"Ez a szegény zenész a járdán zenél és énekel."

Translation:This poor musician is playing music on the pavement, and singing.

July 23, 2016



I don't understand why this is wrong: This poor musician is playing music and singing on the sidewalk

July 23, 2016


It's not wrong, it's even better than the translation that is given. You should report this if this sentence comes around.

July 23, 2016


It is accepted now.

June 5, 2017


This has got to be one of the most awkwardly worded translations yet... (I put exactly what guilth wrote and got rejected as well; it's reported now)

July 26, 2016


I understand that this site is free and that it only works because of great people who volunteer and put this course together. I am wondering, however, if anyone is currently contributing and making changes on this beta version, or if everyone is busy preparing the final one.

August 26, 2016


It appears as though it has been in beta since time immemorial.

November 10, 2017


-------- fwiw, i've received dozens of notices recently that my suggestions were accepted, so they're doing SOMETHING ! . . .

Big 27 may 18

May 28, 2018


Yes, same here

May 28, 2018


Footpath = sidewalk; not accepted; reported

January 28, 2018


I got this with words to choose from, and it's only because I (an American) read quite a bit of British literature that I knew "pavement" was right.
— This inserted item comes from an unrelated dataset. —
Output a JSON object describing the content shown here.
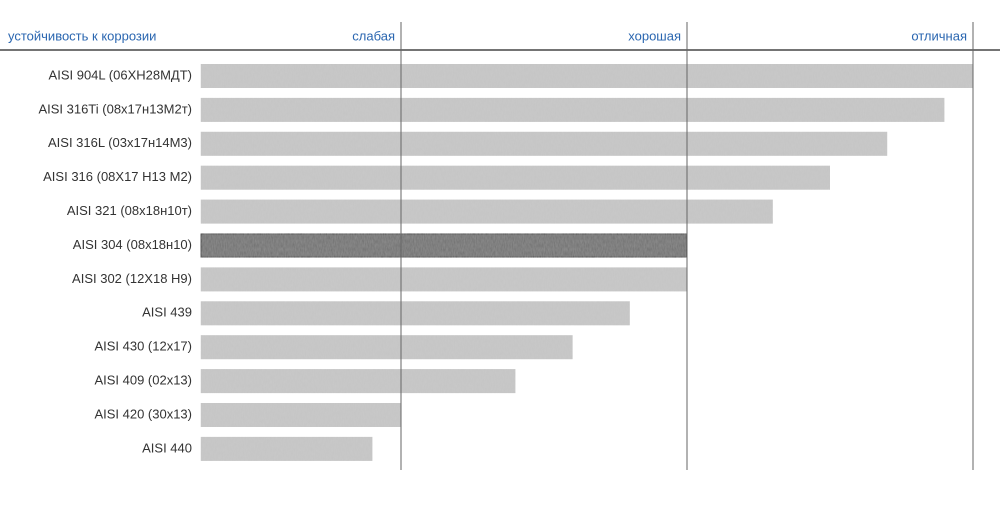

To us, that means he's playing in the street.

September 28, 2018


"Sidewalk"?? this poor fella must be American, if he were British and spoke English he'd be playing and singing on our streets "Paved" with gold

October 5, 2016


Or if he were Australian he'd be on the footpath!

October 18, 2016


"This poor musician is playing music on the sidewalk and is singing" is a correct translation which was rejected.

November 10, 2017


first in English, pavement can mean the street, runway, concrete area. Sidewalk is most likely correct. Secondly plays music and sings is correct

March 5, 2018


In Hungarian thinking: Does járdán apply to both the making music and the singing, or just the first one? And if both is possible, which version will a Hungarian most likely believe I meant?

To put it more precisely: Is this sentence understood as "(Ez a szegény zenész a járdán zenél) és (énekel)" or as "(Ez a szegény zenész a járdán) (zenél és énekel)"?